Alfabetizei muitas crianças do Bairro, e acabei ministrando também aulas para preparar os alunos do quarto ano primário ao extinto exame de admissão ao antigo Ginásio.
Mais uma vez olhei esta cidade que não pode parar e notei que algumas escolas surgiam por perto, o progresso estava acelerado, não tendo, portanto como competir com essas escolas bem estruturadas, assim mais uma vez mudou o rumo de minha vida.
E, São Paulo me apontando as oportunidades.
Trabalhei por algum tempo no conhecido, mas também extinto “Círculo do Livro”. Caminhei muito pelas ruas do Brooklin - Vila Olímpia – Itaim; visitando os sócios e pegando o pedido de compra de livros expostos nas revistas mensais.
Havia algo de provinciano no ar, as pessoas eram afáveis e em cada rosto aflorava um sorriso.
Depois de algum tempo desliguei-me do “Círculo do Livro”, foi-me então apresentada a oportunidade de trabalhar em uma Escolinha onde exerci o cargo de Educadora Infantil.

Retornando:
Cruzando a minha rua, se espraiava preguiçosa e despretensiosa a Avenida Eng. Luís Carlos Berrini. Um córrego a separava do outro lado do Bairro havia umas pontes improvisadas e estreitas precisando duma certa habilidade e equilíbrio para atravessá-las.
Espalhavam-se ao redor algumas chácaras. O campo ao lado de minha casa era repleto de eucaliptos; no meu quintal, um caramanchão de madre-silva exalava um perfume que combinava com as noites de luar e com o céu estrelado.
Os vizinhos se reuniam após o jantar; enquanto isso, as crianças brincavam na rua. Existia um não sei quê de parentesco entre todos.
Lembro-me da inauguração da Praça Gentil Falcão, o helicóptero desceu com uma figura política, não sei se era Governador ou o Perfeito; a Banda tocava, e tudo era festa, a Avenida se banhava no córrego, parecia sorrir.
Na esquina da Praça havia um matadouro, onde se ouvia o cacarejar das galinhas e, se cumpria claro a “lei divina” da “cadeia alimentar”, as coitadas eram mortas na frente do freguês. Vendiam-se ovos também. Hoje lá é o Banco Safra.
Crianças aos domingos empinavam pipas e quantas eu fiz para meus filhos! Outras andavam de bicicleta, as menores adoravam jogar pedrinhas no córrego.
Fecho os olhos – refugiando-me nas boas lembranças – consigo até ver poesia ao recordar as folhas encarquilhadas que boiavam nas poças d`água no dia em que cheguei à cidade de S. Paulo.

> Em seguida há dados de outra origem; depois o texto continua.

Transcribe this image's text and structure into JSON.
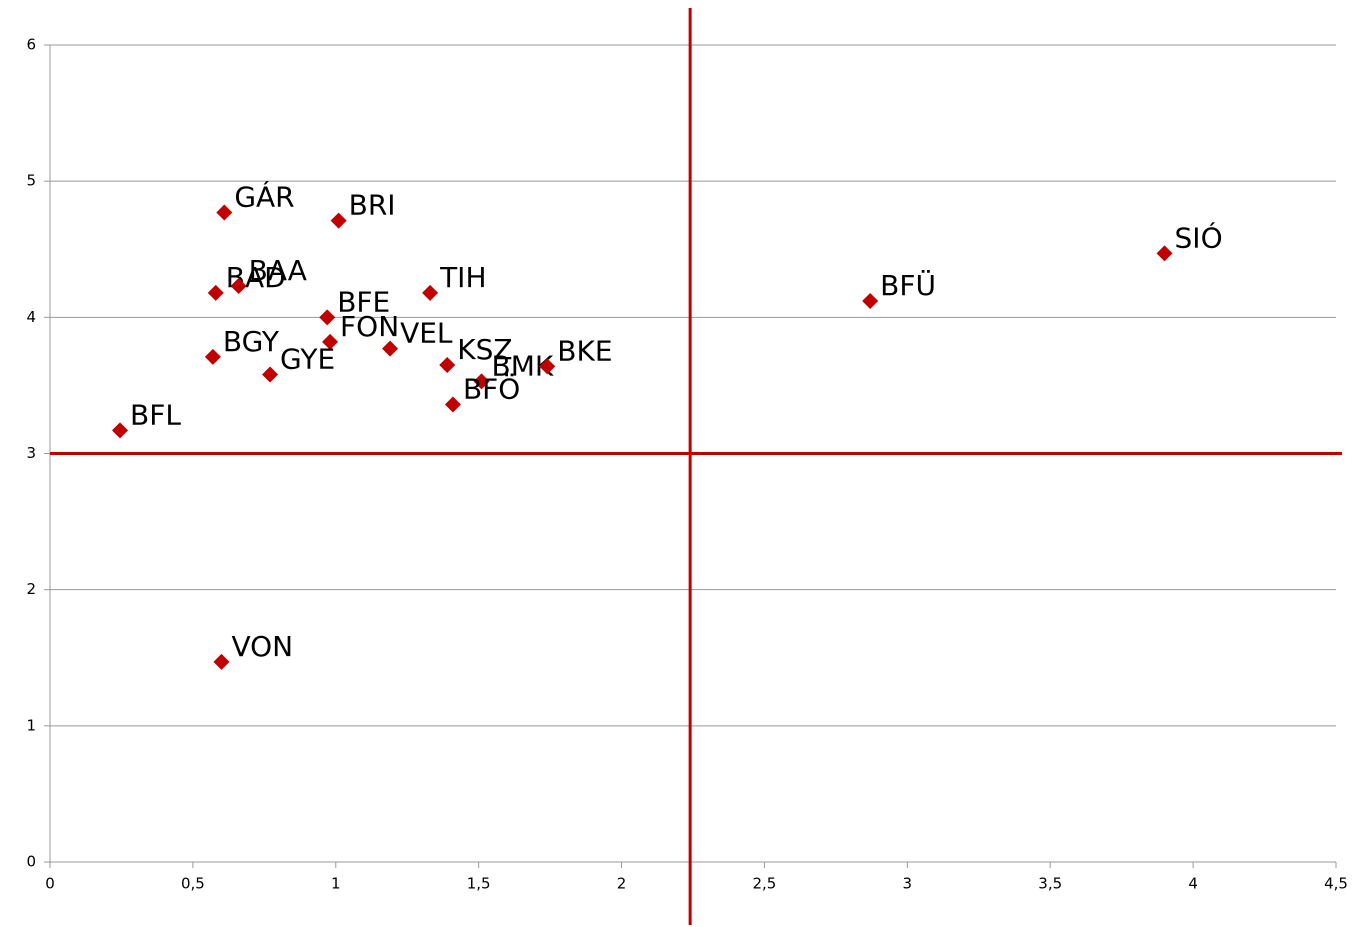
{
  "chart_data": {
    "type": "scatter",
    "color": "#c00000",
    "grid": true,
    "xlim": [
      0,
      4.5
    ],
    "xticks": [
      0,
      {
        "value": 0.5,
        "label": "0,5"
      },
      1,
      {
        "value": 1.5,
        "label": "1,5"
      },
      2,
      {
        "value": 2.5,
        "label": "2,5"
      },
      3,
      {
        "value": 3.5,
        "label": "3,5"
      },
      4,
      {
        "value": 4.5,
        "label": "4,5"
      }
    ],
    "ylim": [
      0,
      6
    ],
    "yticks": [
      0,
      1,
      2,
      3,
      4,
      5,
      6
    ],
    "reference_lines": {
      "x": 2.24,
      "y": 3,
      "color": "#c00000"
    },
    "points": [
      {
        "label": "GÁR",
        "x": 0.61,
        "y": 4.77
      },
      {
        "label": "BRI",
        "x": 1.01,
        "y": 4.71
      },
      {
        "label": "BAD",
        "x": 0.58,
        "y": 4.18
      },
      {
        "label": "BAA",
        "x": 0.66,
        "y": 4.23
      },
      {
        "label": "BFE",
        "x": 0.97,
        "y": 4.0
      },
      {
        "label": "FON",
        "x": 0.98,
        "y": 3.82
      },
      {
        "label": "BGY",
        "x": 0.57,
        "y": 3.71
      },
      {
        "label": "GYE",
        "x": 0.77,
        "y": 3.58
      },
      {
        "label": "BFL",
        "x": 0.245,
        "y": 3.17
      },
      {
        "label": "VEL",
        "x": 1.19,
        "y": 3.77
      },
      {
        "label": "TIH",
        "x": 1.33,
        "y": 4.18
      },
      {
        "label": "KSZ",
        "x": 1.39,
        "y": 3.65
      },
      {
        "label": "BMK",
        "x": 1.51,
        "y": 3.53
      },
      {
        "label": "BFÖ",
        "x": 1.41,
        "y": 3.36
      },
      {
        "label": "BKE",
        "x": 1.74,
        "y": 3.64
      },
      {
        "label": "VON",
        "x": 0.6,
        "y": 1.47
      },
      {
        "label": "BFÜ",
        "x": 2.87,
        "y": 4.12
      },
      {
        "label": "SIÓ",
        "x": 3.9,
        "y": 4.47
      }
    ]
  }
}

Eis aqui. Um pequeno retrato antigo de um cantinho desta cidade tão cheia de histórias, junto com ela alguns fragmentos da minha própria história.
Hoje a Avenida Eng. Luís Carlos Berrini não conserva nem uma sombra da simplicidade de outrora; quase imponente – Arquitetura moderna – Edifícios gigantes – Hotéis – movimento – É o progresso!

Um comentário:

Ana Coimbra disse...

Realmente o texto nos faz recordar com muitas saudades do Brooklin antigo.